What I love most about hiking is how it mirrors life. A good hike combines long, hard slogs uphill, relatively level stretches to catch your breath, and brushes with mortal danger. Best of all is that last agonizing push to the top where blessed relief and a spectacular view is your reward for never giving up. Much like the last four years.
In 2016, right after I graduated film school, I was terribly out of shape. Between my fulltime dayjob, night school, and weekends taken with class assignments and studying, I had let myself completely go. When I made my annual May pilgrimage back to San Francisco for my mother’s birthday, she suggested we climb Mount Lassen in the summer. Like an idiot I said yes without thinking.
Mom got me into hiking when I was a teenager, but that was several decades ago. I hadn’t done any real hiking since 2002, nor meaningful exercise since 2014. I didn’t want to disappoint her, so I bought hiking boots and began to train in the Santa Monica Mountains for five weeks. Then in August of 2016, my 81-year-old mother and I drove to Mount Lassen, and I rediscovered my love of the trail and Mother Nature.
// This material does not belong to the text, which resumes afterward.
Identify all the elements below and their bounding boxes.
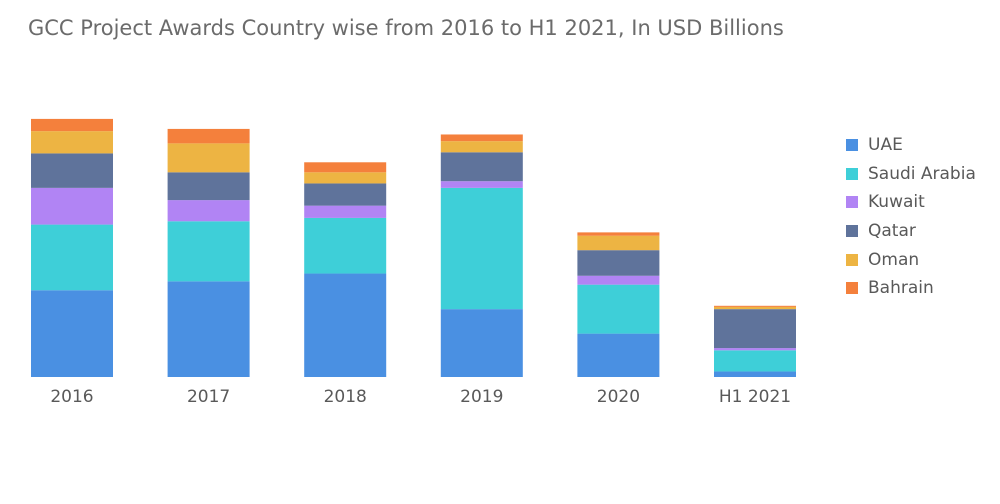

It’s only a 2000 climb over 2.2 miles, but a third of the way up I began to wonder if I could make it. I cursed how difficult and painful it was, and I barely acknowledged the natural beauty in every direction. Yet when Mom and I reached the summit, it all seemed worth it. Mostly, I loved the inner strength I found as I trudged doggedly to the top.
It didn’t take much imagination to draw parallels between that moment and President Biden’s inauguration. It was only four years but it seemed to take forever, and America’s beauty was overshadowed by much of the ugliness. I found new mountains to climb since then, and some of my trips have not gone well, but the joy and beauty of the summit abide always.
I have a film going into production this spring, which will sadly cut into my hiking, but even a couple hours on a local mountain keeps me happy. Happy trails for 2021, everybody!